Sunday, September 21, 2008
'Too Interconnected to Fail?': Investment Banks and Systemic Risk, by Onnig H. Dombalagian, Tulane Law School, was recently posted on SSRN. Here is the abstract:
I argue that the most efficient way to regulate investment banks for financial responsibility is to make them bear (at least some) of the consequences of a systemic crisis. More prudential oversight is not likely to be helpful, in an age of rigorous risk modeling, and complex federal insolvency regimes (as in the banking industry) are not likely to be tractable for investment banks. The most effective incentive for firms to take a more pro-active role in counterparty and systemic risk management, thus, is to formalize the existing expectation that financial services conglomerates participate (at least, to a degree commensurate with their interest) in the rescue of an insolvent competitor whom the industry deems "too interconnected" to fail. To that end, this Article proposes a self-regulatory framework for top-tier financial holding companies and investment banks both to make such determinations and help shoulder the burden in addressing the consequences.
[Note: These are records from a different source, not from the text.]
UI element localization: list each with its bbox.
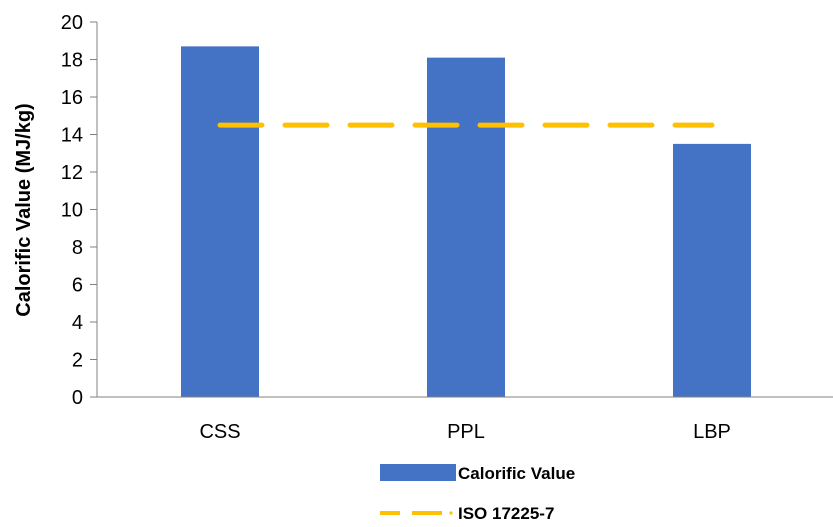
legend-label-calorific-value: Calorific Value xyxy=(458,464,575,483)
y-tick-label-14: 14 xyxy=(61,125,83,147)
y-axis-title: Calorific Value (MJ/kg) xyxy=(13,103,35,316)
x-tick-label-css: CSS xyxy=(199,421,240,443)
legend-label-iso-17225-7: ISO 17225-7 xyxy=(458,504,554,523)
y-tick-label-4: 4 xyxy=(72,312,83,334)
bar-css xyxy=(181,46,259,397)
y-tick-label-18: 18 xyxy=(61,50,83,72)
y-axis-ticks: 0 2 4 6 8 10 12 14 16 18 20 xyxy=(61,12,97,409)
y-tick-label-8: 8 xyxy=(72,237,83,259)
axes xyxy=(96,22,833,398)
x-tick-label-ppl: PPL xyxy=(447,421,485,443)
x-tick-label-lbp: LBP xyxy=(693,421,731,443)
legend: Calorific Value ISO 17225-7 xyxy=(380,464,575,523)
y-tick-label-12: 12 xyxy=(61,162,83,184)
y-tick-label-0: 0 xyxy=(72,387,83,409)
x-axis-ticks: CSS PPL LBP xyxy=(199,421,730,443)
y-tick-label-20: 20 xyxy=(61,12,83,34)
y-tick-label-16: 16 xyxy=(61,87,83,109)
legend-swatch-calorific-value xyxy=(380,464,456,481)
bars xyxy=(181,46,751,397)
bar-ppl xyxy=(427,57,505,397)
y-tick-label-6: 6 xyxy=(72,275,83,297)
legend-swatch-iso-dot xyxy=(449,511,453,515)
bar-lbp xyxy=(673,143,751,397)
y-tick-label-10: 10 xyxy=(61,200,83,222)
y-tick-label-2: 2 xyxy=(72,350,83,372)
Congress would enact legislation creating the framework of such an organization, as well as principles for the sharing of information among participating firms, to be implemented by specific rules. The organization would be responsible for identifying risks, determining the flows of information necessary to contain those risks, and building mechanisms to share that information. More importantly, the organization would be expected to participate in the financing (and share in the profits or loss resulting from) any bailout of a member entity, pursuant to rules established by the organization. An industry regulator (similar to the SEC) would be responsible for overseeing rulemaking that establishes procedures for making such determinations and enforcing compliance with those rules. The Federal Reserve Board, meanwhile, would have the authority to monitor the activities of individual member firms, to set the terms for any acquisition of an insolvent member firm within the parameters established by the industry framework, and (at its discretion) to finance or fund a bailout, in part or in whole, if it is determined to be in the public interest.